Ce remarquable travail effectué par mon prédécesseur en liaison avec les nations est bien évidemment toujours d’actualité. A partir de la détermination de quatre types de mondes possibles, il en analyse les risques et faiblesses pour imaginer ce que pourrait être l’environnement sécuritaire dans vingt ans. Ce document a été très bien reçu et sert de référence. Il a assis la réputation d’ACT dans le domaine prospectif et il constitue une excellente base pour notre contribution aux travaux sur le nouveau Concept stratégique qui ont débuté depuis plus de quatre mois.
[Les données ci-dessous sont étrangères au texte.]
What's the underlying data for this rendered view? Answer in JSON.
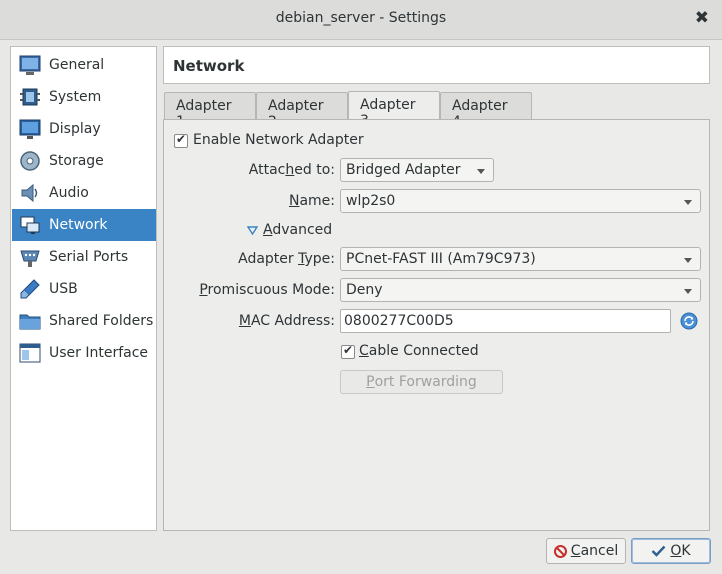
{
  "window": {
    "title": "debian_server - Settings",
    "close_glyph": "✖"
  },
  "sidebar": {
    "items": [
      {
        "label": "General",
        "icon": "general-icon"
      },
      {
        "label": "System",
        "icon": "system-icon"
      },
      {
        "label": "Display",
        "icon": "display-icon"
      },
      {
        "label": "Storage",
        "icon": "storage-icon"
      },
      {
        "label": "Audio",
        "icon": "audio-icon"
      },
      {
        "label": "Network",
        "icon": "network-icon",
        "selected": true
      },
      {
        "label": "Serial Ports",
        "icon": "serial-ports-icon"
      },
      {
        "label": "USB",
        "icon": "usb-icon"
      },
      {
        "label": "Shared Folders",
        "icon": "shared-folders-icon"
      },
      {
        "label": "User Interface",
        "icon": "user-interface-icon"
      }
    ]
  },
  "page": {
    "title": "Network",
    "tabs": [
      {
        "label_pre": "Adapter ",
        "label_ul": "1"
      },
      {
        "label_pre": "Adapter ",
        "label_ul": "2"
      },
      {
        "label_pre": "Adapter ",
        "label_ul": "3",
        "active": true
      },
      {
        "label_pre": "Adapter ",
        "label_ul": "4"
      }
    ]
  },
  "form": {
    "enable_adapter": {
      "label": "Enable Network Adapter",
      "checked": true
    },
    "attached_to": {
      "label_pre": "Attac",
      "label_ul": "h",
      "label_post": "ed to:",
      "value": "Bridged Adapter"
    },
    "name": {
      "label_pre": "",
      "label_ul": "N",
      "label_post": "ame:",
      "value": "wlp2s0"
    },
    "advanced": {
      "label_ul": "A",
      "label_post": "dvanced",
      "expanded": true
    },
    "adapter_type": {
      "label_pre": "Adapter ",
      "label_ul": "T",
      "label_post": "ype:",
      "value": "PCnet-FAST III (Am79C973)"
    },
    "promiscuous_mode": {
      "label_pre": "",
      "label_ul": "P",
      "label_post": "romiscuous Mode:",
      "value": "Deny"
    },
    "mac_address": {
      "label_pre": "",
      "label_ul": "M",
      "label_post": "AC Address:",
      "value": "0800277C00D5"
    },
    "cable_connected": {
      "label_ul": "C",
      "label_post": "able Connected",
      "checked": true
    },
    "port_forwarding": {
      "label_ul": "P",
      "label_post": "ort Forwarding",
      "enabled": false
    }
  },
  "footer": {
    "cancel": {
      "label_ul": "C",
      "label_post": "ancel"
    },
    "ok": {
      "label_ul": "O",
      "label_post": "K"
    }
  },
  "colors": {
    "accent": "#3a83c4",
    "window_bg": "#e8e8e7"
  }
}
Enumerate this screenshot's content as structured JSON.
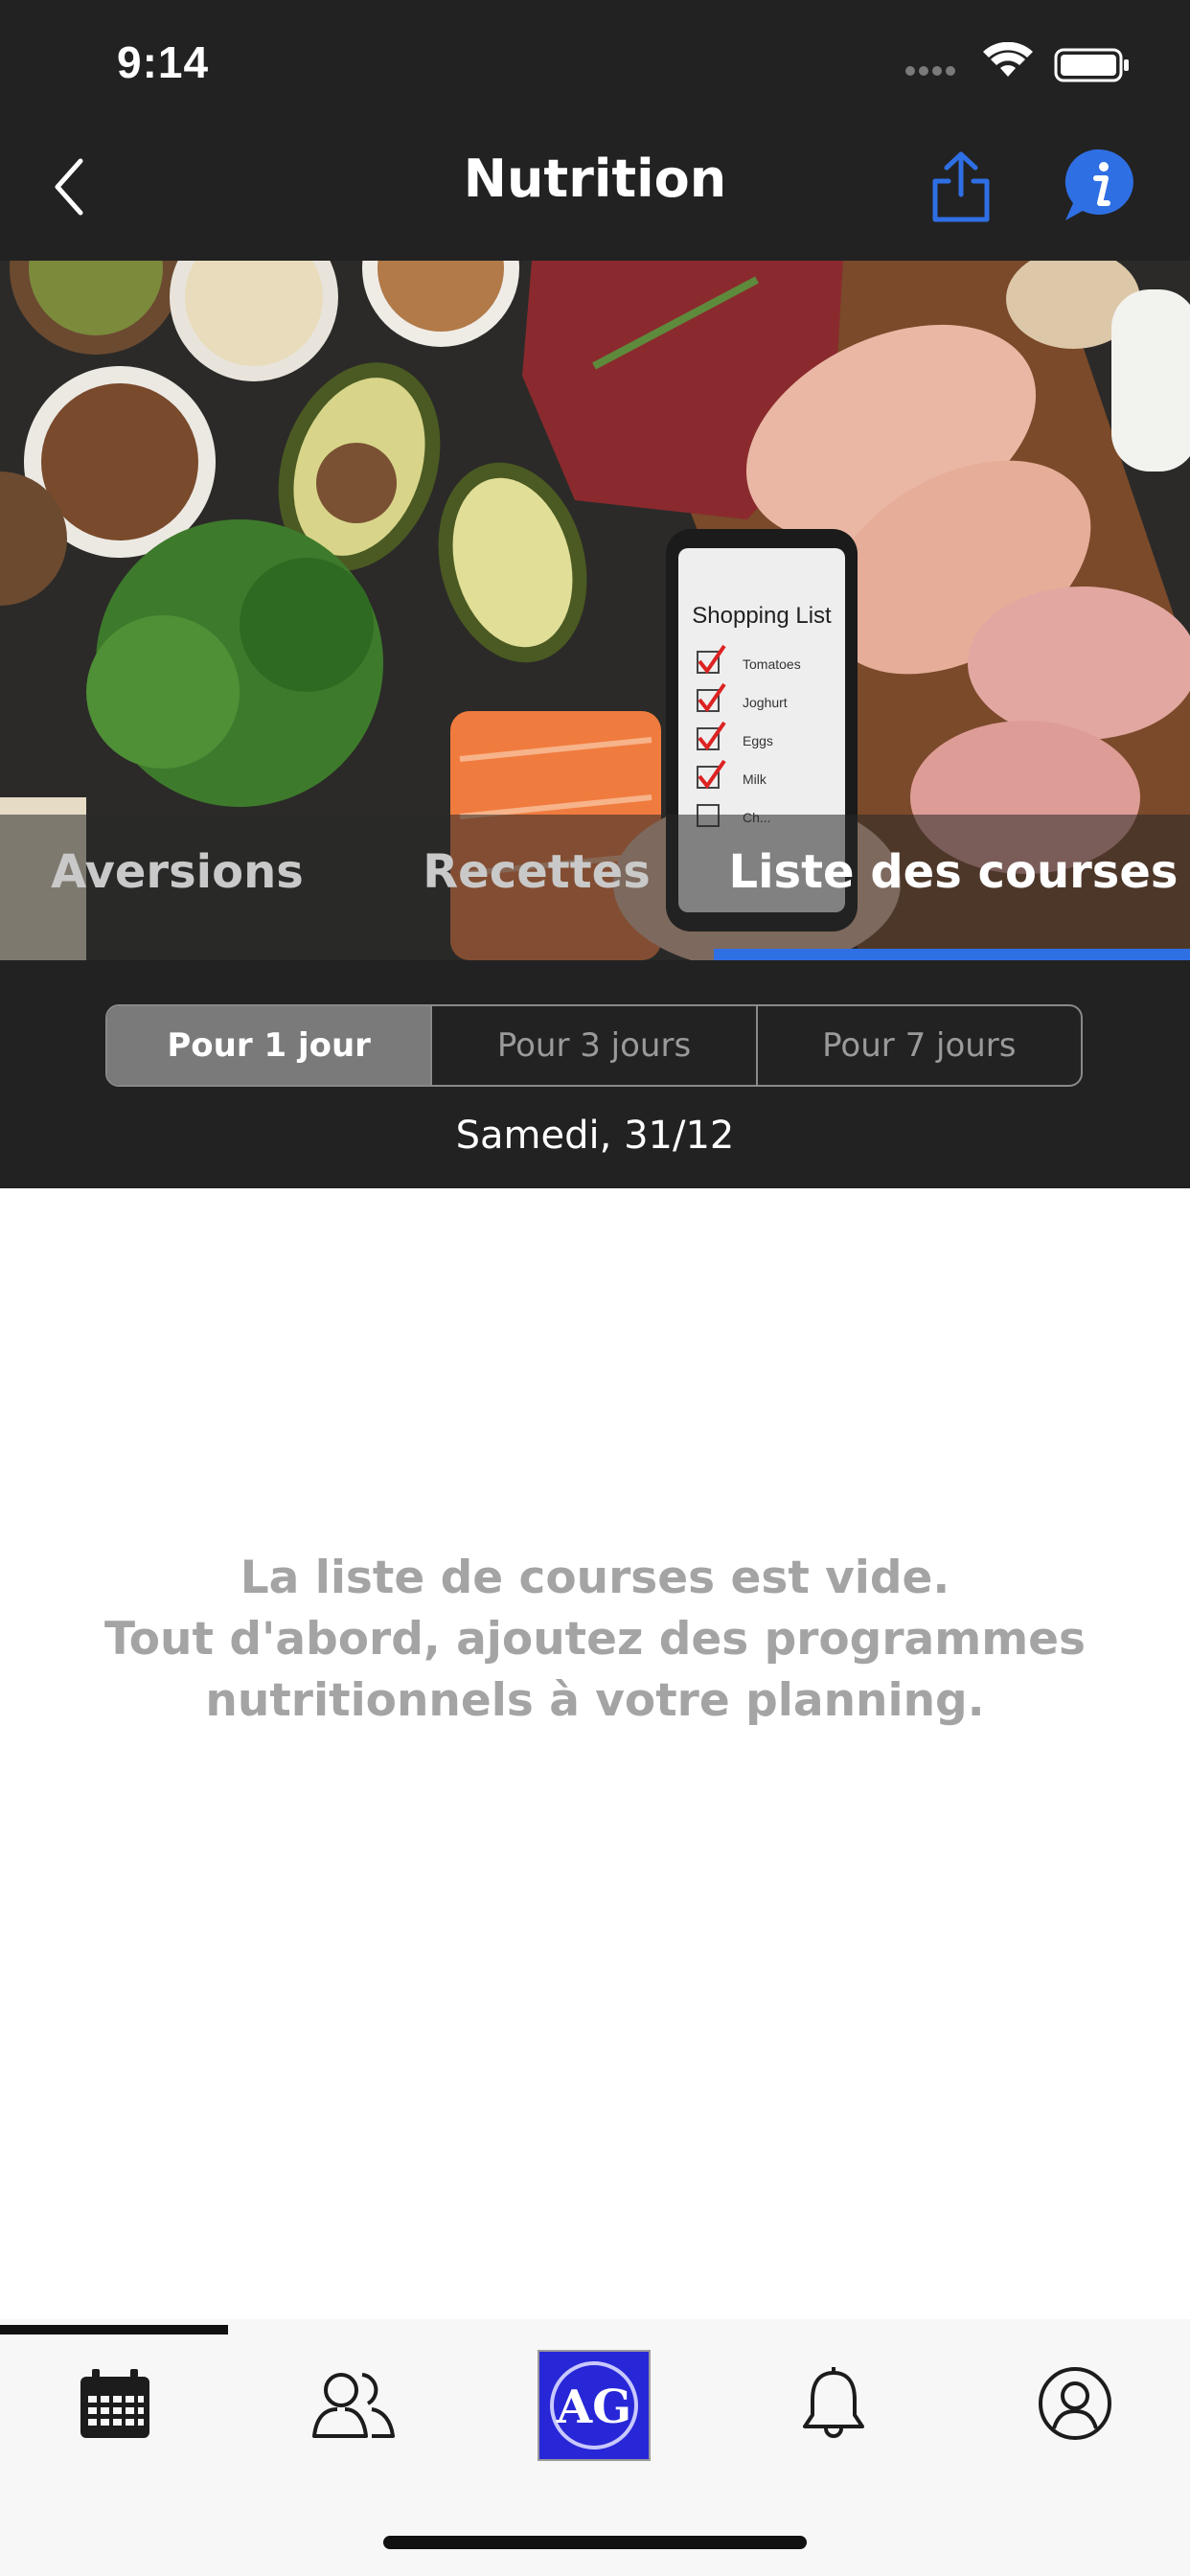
{
  "status_bar": {
    "time": "9:14"
  },
  "nav": {
    "title": "Nutrition",
    "back_icon": "chevron-left-icon",
    "share_icon": "share-icon",
    "info_icon": "info-bubble-icon",
    "accent_color": "#2f6fe4"
  },
  "hero": {
    "phone_screen_text": "Shopping List",
    "phone_items": [
      "Tomatoes",
      "Joghurt",
      "Eggs",
      "Milk",
      "Ch..."
    ]
  },
  "tabs": [
    {
      "label": "Aversions",
      "active": false
    },
    {
      "label": "Recettes",
      "active": false
    },
    {
      "label": "Liste des courses",
      "active": true
    }
  ],
  "period_selector": {
    "options": [
      "Pour 1 jour",
      "Pour 3 jours",
      "Pour 7 jours"
    ],
    "selected": "Pour 1 jour"
  },
  "date": "Samedi, 31/12",
  "empty_state": {
    "line1": "La liste de courses est vide.",
    "line2": "Tout d'abord, ajoutez des programmes",
    "line3": "nutritionnels à votre planning."
  },
  "tabbar": {
    "items": [
      "calendar-icon",
      "users-icon",
      "app-logo",
      "bell-icon",
      "profile-icon"
    ],
    "active_index": 0
  }
}
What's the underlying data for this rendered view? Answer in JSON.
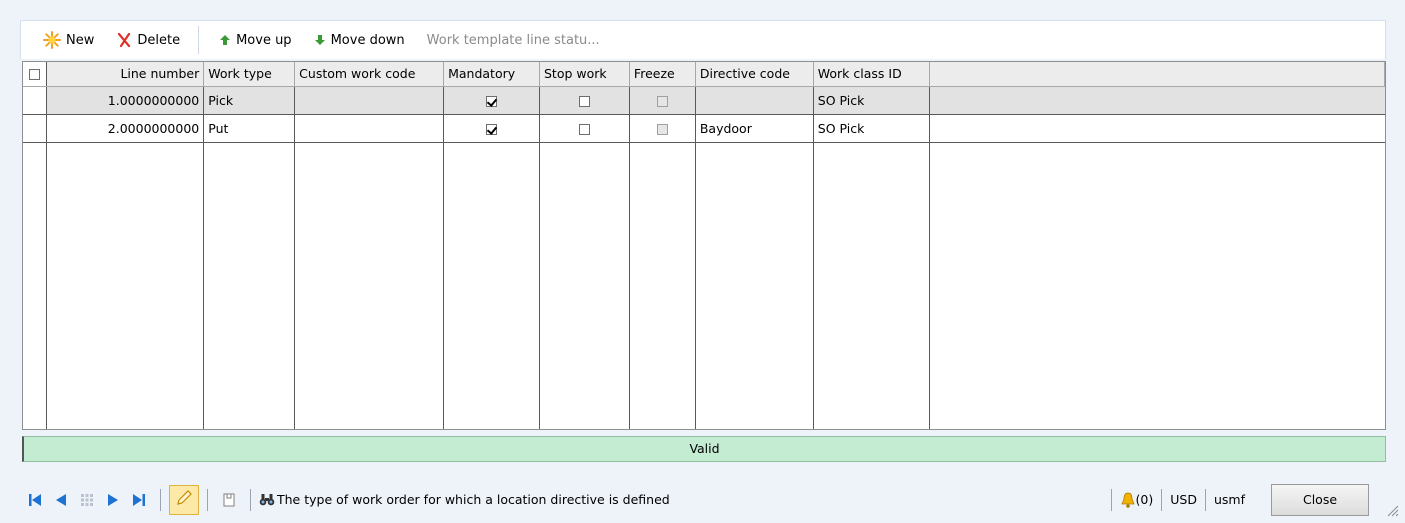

6/ En ce qui concerne ce concept stratégique, en cours de discussion, les alliés ont choisi une commission d’experts, à l’imitation de ce que la France avait fait avec la commission du Livre Blanc. Toutefois, à la différence de l’exemple français, on ne remarque aucun militaire parmi cette commission : qu’en pensez-vous ? Les états-majors stratégiques (ACO et ACT) seront-ils associés à la définition du concept, et à quel moment ?

Oui, il est indispensable de souligner ce point et de nombreuses nations ont fait cette remarque. Les experts eux même ont bien compris toute l’importance du volet militaire. C’est pourquoi, j’ai orienté les travaux d’ACT pour apporter un avis militaire aux experts sur les différents sujets qu’ils abordent. J’ajoute que nous co-organisons le quatrième séminaire à Washington au mois de février dont le thème général est la Transformation. Ensuite, nous serons présents dans les débats ultérieurs qui déclineront ce concept en termes militaires. C’est bien évidemment une de mes priorités actuelles.

7/ Vous avez participé récemment à l’Industry day. Quels rapports ACT entretient-il avec la base industrielle de défense américaine ? y a-t-il des liens avec la BID européenne ? Comment favoriser les projets transatlantiques, pour garantir l’interopérabilité ?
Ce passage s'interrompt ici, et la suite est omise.